Saturday, June 19, 2010

Spiny, Tough Skin

I realize that this is the Cnido-site and not the Echino-blog, which is a really neat blog by the way, but I often manage to take very bad pictures of Echinoderms (sea stars, urchins, sea cucumbers, brittle stars, etc.).  My solution is to crop the pics way down and look at the beautiful patterns on the echinoderms', well, dermis.  Echinoderm really means spiny skin (think echidna, a pretty spiny little bugger, and dermis).  I now have plenty of close up Echinoderm pics so I can present some of my favorites.  Since I always lose track of old pictures, most of these were taken recently at Sund Rock in Hood Canal.  All are of sea stars, except one sea cucumber.  Can you guess which is a sea cucumber?  If you into Echinoderm close-ups like I am, then check out my previous posts from Hawaii which had a number of pics of urchins and a crown-of-thorns sea star too. 



Thursday, June 17, 2010

Repairing Links

I know that day after day you've been logging onto "Cnido-site Discharge" patiently waiting for me to fix all of the videos that haven't been working.  Finally, after a year of your constant visiting to the site, I have had time to  repair the html so that the videos once again work.  I apologize for the hundreds of hours that you have wasted waiting for these repairs to be complete.  When Google took down their "google pages" site, where the files were hosted, every link was broken.  I now have a new host, so you can spend countless hours replaying these videos and enjoying the content within.  Thanks again for your patience. 

Wednesday, June 16, 2010

Run over by a Moon Snail

Yep, you guessed right.
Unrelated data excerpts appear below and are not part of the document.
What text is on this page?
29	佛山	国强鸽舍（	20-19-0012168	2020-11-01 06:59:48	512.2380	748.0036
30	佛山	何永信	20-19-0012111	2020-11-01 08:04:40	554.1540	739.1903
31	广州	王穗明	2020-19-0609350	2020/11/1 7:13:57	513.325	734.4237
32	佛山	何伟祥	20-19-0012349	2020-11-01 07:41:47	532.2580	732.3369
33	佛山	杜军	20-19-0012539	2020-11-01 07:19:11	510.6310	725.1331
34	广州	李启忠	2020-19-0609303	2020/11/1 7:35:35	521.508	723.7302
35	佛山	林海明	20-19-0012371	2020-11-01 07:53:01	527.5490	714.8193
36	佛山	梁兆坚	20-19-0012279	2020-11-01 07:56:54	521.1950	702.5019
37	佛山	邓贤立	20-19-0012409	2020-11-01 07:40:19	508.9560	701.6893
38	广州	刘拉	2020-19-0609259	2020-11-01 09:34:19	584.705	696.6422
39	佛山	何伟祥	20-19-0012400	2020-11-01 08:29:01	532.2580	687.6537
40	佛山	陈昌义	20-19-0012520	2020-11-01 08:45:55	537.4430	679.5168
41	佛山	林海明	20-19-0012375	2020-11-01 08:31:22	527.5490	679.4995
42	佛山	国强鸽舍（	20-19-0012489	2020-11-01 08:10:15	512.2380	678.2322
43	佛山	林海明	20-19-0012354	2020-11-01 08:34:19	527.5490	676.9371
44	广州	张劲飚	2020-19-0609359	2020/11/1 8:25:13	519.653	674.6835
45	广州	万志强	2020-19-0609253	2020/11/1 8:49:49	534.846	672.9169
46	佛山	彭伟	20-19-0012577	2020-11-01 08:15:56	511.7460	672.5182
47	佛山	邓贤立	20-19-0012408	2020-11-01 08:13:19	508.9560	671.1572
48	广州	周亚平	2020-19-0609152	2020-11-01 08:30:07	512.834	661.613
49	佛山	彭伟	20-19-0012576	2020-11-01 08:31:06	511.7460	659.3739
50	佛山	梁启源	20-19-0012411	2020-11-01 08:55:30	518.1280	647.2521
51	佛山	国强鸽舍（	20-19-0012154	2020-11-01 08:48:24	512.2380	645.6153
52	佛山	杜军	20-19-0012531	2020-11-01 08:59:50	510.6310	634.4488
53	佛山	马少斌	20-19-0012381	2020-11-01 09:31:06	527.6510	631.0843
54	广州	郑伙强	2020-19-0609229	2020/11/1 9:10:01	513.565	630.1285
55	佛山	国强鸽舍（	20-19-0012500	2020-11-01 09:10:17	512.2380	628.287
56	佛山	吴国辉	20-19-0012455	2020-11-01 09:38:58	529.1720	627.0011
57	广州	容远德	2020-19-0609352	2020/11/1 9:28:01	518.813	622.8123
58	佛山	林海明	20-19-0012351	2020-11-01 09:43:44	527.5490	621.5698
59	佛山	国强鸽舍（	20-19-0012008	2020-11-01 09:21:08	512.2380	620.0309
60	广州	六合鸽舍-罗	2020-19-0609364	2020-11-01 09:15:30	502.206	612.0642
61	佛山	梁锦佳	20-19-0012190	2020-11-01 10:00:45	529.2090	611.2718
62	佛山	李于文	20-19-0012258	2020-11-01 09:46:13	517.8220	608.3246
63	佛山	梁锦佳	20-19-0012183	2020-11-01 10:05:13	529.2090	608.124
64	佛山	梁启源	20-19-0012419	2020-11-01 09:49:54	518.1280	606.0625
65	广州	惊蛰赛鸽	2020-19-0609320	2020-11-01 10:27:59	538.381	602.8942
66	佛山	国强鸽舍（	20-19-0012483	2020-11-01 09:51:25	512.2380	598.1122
This moon snail is running over a couple of opalescent nudibranchs. Oooooooooohhhhhhhhhhhhh .......... Nooooooooooooo ....... Waaaaaatch ..... Ooooouuuuuut .... Fooooor ..... thaaaaaat ..... Snaaaaaiiiil... ! ! ! ! !

Monday, June 7, 2010

New Tunes

I decided to update the "Random Tunes" section because it has been a while. Once this quarter is over, I'll post about my BIOL 140 (Marine Biology) class that I taught this spring.